Question

我试图使用管理面板来编写代码来更新数据库中的类别，但是每当我尝试这样做时，它将无法正常工作，而且我也没有遇到任何错误，请帮忙；非常感谢

PHP代码：

<?php

               if (isset($_GET['edit'])) {
                   $edit_id = $_GET['edit'];
                $query = "SELECT * FROM categories WHERE category_id = $edit_id ";
                $edit_get_result = mysqli_query($connection,$query);
                if (!$edit_get_result) {
                    die("Edit Get Result Query FAILED");
                }
                while ($category_name_row=mysqli_fetch_assoc($edit_get_result)) {
                    $category_name = $category_name_row['category_name'];
                }
                ?>
                <center>
                 <form action="category.php" method="POST">

                 <div class="form-group">
                    <label for="update_category">Update Category</label>
                    <input type="text" class="form-control" id="update_category" value="<?php if(isset($category_name)){echo $category_name; } ?>" name="update_category" aria-describedby="emailHelp" placeholder="Enter Category Name">
                  </div>
                  <button type="submit" name="update_category_submit" class="btn btn-primary">Update</button>

                </form>
            </center>

                <?php

                if (isset($_POST['update_category_submit'])) {
                    $category_name = $_POST['update_category'];
                    $query = "UPDATE categories SET category_name = '$category_name' WHERE category_id = $edit_id ";
                    $final_update_query_result = mysqli_query($connection,$query);
                    if (!$final_update_query_result) {
                        die("Final Update Query Result FAILED");
                    }
                }
            }


                ?>

Answer 1

请检查以下代码。
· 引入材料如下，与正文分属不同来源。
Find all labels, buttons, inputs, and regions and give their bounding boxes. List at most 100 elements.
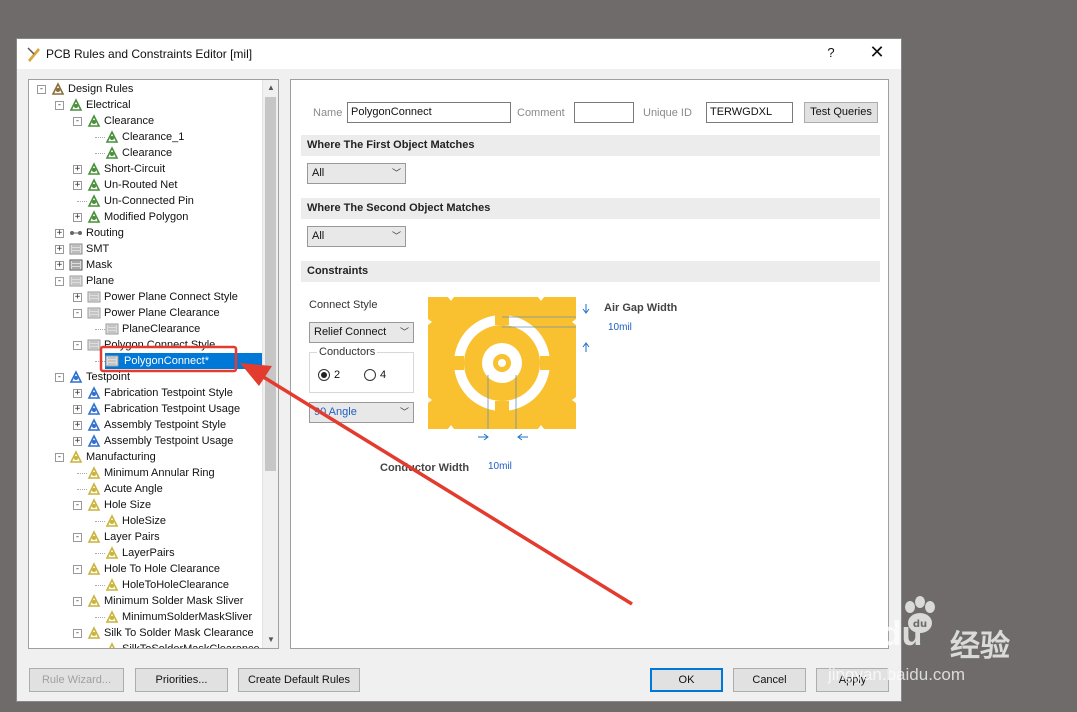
expand-icon[interactable]: +	[73, 213, 82, 222]
name-field[interactable]: PolygonConnect	[347, 102, 511, 123]
tree-item[interactable]: PolygonConnect*	[29, 353, 262, 369]
collapse-icon[interactable]: -	[73, 629, 82, 638]
tree-item[interactable]: - Manufacturing	[29, 449, 262, 465]
tree-item[interactable]: + Routing	[29, 225, 262, 241]
first-match-select[interactable]: All ﹀	[307, 163, 406, 184]
tree-item[interactable]: HoleSize	[29, 513, 262, 529]
tree-item[interactable]: + Modified Polygon	[29, 209, 262, 225]
conductor-width-label: Conductor Width	[380, 462, 470, 474]
second-match-select[interactable]: All ﹀	[307, 226, 406, 247]
expand-icon[interactable]: +	[73, 165, 82, 174]
air-gap-width-label: Air Gap Width	[604, 302, 678, 314]
collapse-icon[interactable]: -	[73, 533, 82, 542]
collapse-icon[interactable]: -	[55, 101, 64, 110]
manufacturing-icon	[87, 498, 101, 512]
plane-icon	[69, 274, 83, 288]
collapse-icon[interactable]: -	[73, 565, 82, 574]
create-default-rules-button[interactable]: Create Default Rules	[238, 668, 360, 692]
tree-item[interactable]: Un-Connected Pin	[29, 193, 262, 209]
tree-item[interactable]: + Fabrication Testpoint Style	[29, 385, 262, 401]
scroll-down-icon[interactable]: ▼	[263, 632, 278, 648]
first-match-value: All	[312, 167, 325, 179]
expand-icon[interactable]: +	[55, 261, 64, 270]
tree-item[interactable]: + Power Plane Connect Style	[29, 289, 262, 305]
tree-item-label: Polygon Connect Style	[104, 339, 216, 351]
collapse-icon[interactable]: -	[73, 117, 82, 126]
help-button[interactable]: ?	[821, 45, 841, 60]
mask-icon	[69, 258, 83, 272]
tree-item[interactable]: + Assembly Testpoint Style	[29, 417, 262, 433]
expand-icon[interactable]: +	[55, 245, 64, 254]
scroll-up-icon[interactable]: ▲	[263, 80, 278, 96]
tree-item[interactable]: - Polygon Connect Style	[29, 337, 262, 353]
collapse-icon[interactable]: -	[37, 85, 46, 94]
angle-select[interactable]: 90 Angle ﹀	[309, 402, 414, 423]
expand-icon[interactable]: +	[73, 389, 82, 398]
tree-connector	[95, 553, 105, 554]
tree-item[interactable]: + Mask	[29, 257, 262, 273]
tree-item[interactable]: HoleToHoleClearance	[29, 577, 262, 593]
priorities-button[interactable]: Priorities...	[135, 668, 228, 692]
collapse-icon[interactable]: -	[55, 373, 64, 382]
unique-id-field[interactable]: TERWGDXL	[706, 102, 793, 123]
second-match-header: Where The Second Object Matches	[301, 198, 880, 219]
tree-item[interactable]: Clearance_1	[29, 129, 262, 145]
conductor-width-dimension-arrows-icon	[478, 433, 528, 441]
plane-rule-icon	[105, 322, 119, 336]
tree-item-label: Mask	[86, 259, 113, 271]
tree-item[interactable]: - Power Plane Clearance	[29, 305, 262, 321]
expand-icon[interactable]: +	[73, 181, 82, 190]
tree-item[interactable]: LayerPairs	[29, 545, 262, 561]
tree-item[interactable]: - Plane	[29, 273, 262, 289]
close-button[interactable]: ✕	[867, 42, 887, 63]
collapse-icon[interactable]: -	[55, 277, 64, 286]
tree-item-label: Clearance_1	[122, 131, 185, 143]
tree-item[interactable]: Acute Angle	[29, 481, 262, 497]
tree-item[interactable]: PlaneClearance	[29, 321, 262, 337]
first-match-header: Where The First Object Matches	[301, 135, 880, 156]
tree-item[interactable]: - Hole To Hole Clearance	[29, 561, 262, 577]
tree-item[interactable]: SilkToSolderMaskClearance	[29, 641, 262, 648]
conductors-4-radio[interactable]	[364, 369, 376, 381]
expand-icon[interactable]: +	[73, 437, 82, 446]
tree-item[interactable]: - Testpoint	[29, 369, 262, 385]
expand-icon[interactable]: +	[73, 405, 82, 414]
collapse-icon[interactable]: -	[73, 501, 82, 510]
collapse-icon[interactable]: -	[55, 453, 64, 462]
tree-scrollbar[interactable]: ▲ ▼	[262, 80, 278, 648]
unrouted-net-icon	[87, 178, 101, 192]
collapse-icon[interactable]: -	[73, 341, 82, 350]
tree-item[interactable]: + Un-Routed Net	[29, 177, 262, 193]
tree-item-label: Assembly Testpoint Style	[104, 419, 227, 431]
tree-item[interactable]: + Short-Circuit	[29, 161, 262, 177]
tree-item[interactable]: - Minimum Solder Mask Sliver	[29, 593, 262, 609]
tree-item[interactable]: - Hole Size	[29, 497, 262, 513]
tree-item[interactable]: - Silk To Solder Mask Clearance	[29, 625, 262, 641]
tree-item[interactable]: + Assembly Testpoint Usage	[29, 433, 262, 449]
tree-item[interactable]: + Fabrication Testpoint Usage	[29, 401, 262, 417]
conductors-2-radio[interactable]	[318, 369, 330, 381]
expand-icon[interactable]: +	[73, 421, 82, 430]
tree-item[interactable]: - Design Rules	[29, 81, 262, 97]
scroll-thumb[interactable]	[265, 97, 276, 471]
comment-field[interactable]	[574, 102, 634, 123]
conductors-label: Conductors	[317, 346, 378, 358]
tree-item[interactable]: Minimum Annular Ring	[29, 465, 262, 481]
tree-item[interactable]: Clearance	[29, 145, 262, 161]
collapse-icon[interactable]: -	[73, 309, 82, 318]
ok-button[interactable]: OK	[650, 668, 723, 692]
expand-icon[interactable]: +	[55, 229, 64, 238]
rules-tree[interactable]: - Design Rules - Electrical - Clearance Cleara…	[28, 79, 279, 649]
connect-style-select[interactable]: Relief Connect ﹀	[309, 322, 414, 343]
expand-icon[interactable]: +	[73, 293, 82, 302]
test-queries-button[interactable]: Test Queries	[804, 102, 878, 123]
collapse-icon[interactable]: -	[73, 597, 82, 606]
rule-wizard-button[interactable]: Rule Wizard...	[29, 668, 124, 692]
tree-item[interactable]: MinimumSolderMaskSliver	[29, 609, 262, 625]
tree-item[interactable]: - Clearance	[29, 113, 262, 129]
tree-item[interactable]: - Layer Pairs	[29, 529, 262, 545]
cancel-button[interactable]: Cancel	[733, 668, 806, 692]
plane-rule-icon	[87, 338, 101, 352]
tree-item[interactable]: + SMT	[29, 241, 262, 257]
tree-item[interactable]: - Electrical	[29, 97, 262, 113]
您需要在POST表单中传递edit_id。我将其放在隐藏的输入中，并根据php部分顶部的GET参数设置其值。

<?php
if (isset($_GET['edit'])) {
    $edit_id = mysqli_real_escape_string($connection,$_GET['edit']);
    $query = "SELECT * FROM categories WHERE category_id = '$edit_id' ";
    $result = mysqli_query($connection,$query);
    if(!$result) {
    die("Edit Get Result Query FAILED");
    }

    while ($row=mysqli_fetch_assoc($result)) {
    $category_name = $row['category_name'];
    }
?>
<center>
<form action="category.php" method="POST">

<div class="form-group">
<label for="update_category">Update Category</label>
<input type="text" class="form-control" id="update_category" value="<?php if(isset($category_name)){echo $category_name; } ?>" name="update_category" aria-describedby="emailHelp" placeholder="Enter Category Name">
</div>
<input type="hidden" name="edit_id" value="<?php if(isset($edit_id)) echo $edit_id;?>">
<button type="submit" name="update_category_submit" class="btn btn-primary">Update</button>

</form>
</center>

<?php

if (isset($_POST['update_category_submit']) && isset($_POST['edit_id'])) {
    $category_name = mysqli_real_escape_string($connection,$_POST['update_category']);
    $edit_id = mysqli_real_escape_string($connection,$_POST['edit_id']);

    $query = "UPDATE categories SET category_name = '$category_name' WHERE category_id = $edit_id ";
    $result = mysqli_query($connection,$query);
    if (!$result) {
    die("Final Update Query Result FAILED");
    }
    else echo "Final Update Query Result Success";
}


?>

Answer 2

您好，您注意到您使用了原始输入。尝试避免它。还注意到您的代码在末尾有多余的花括号。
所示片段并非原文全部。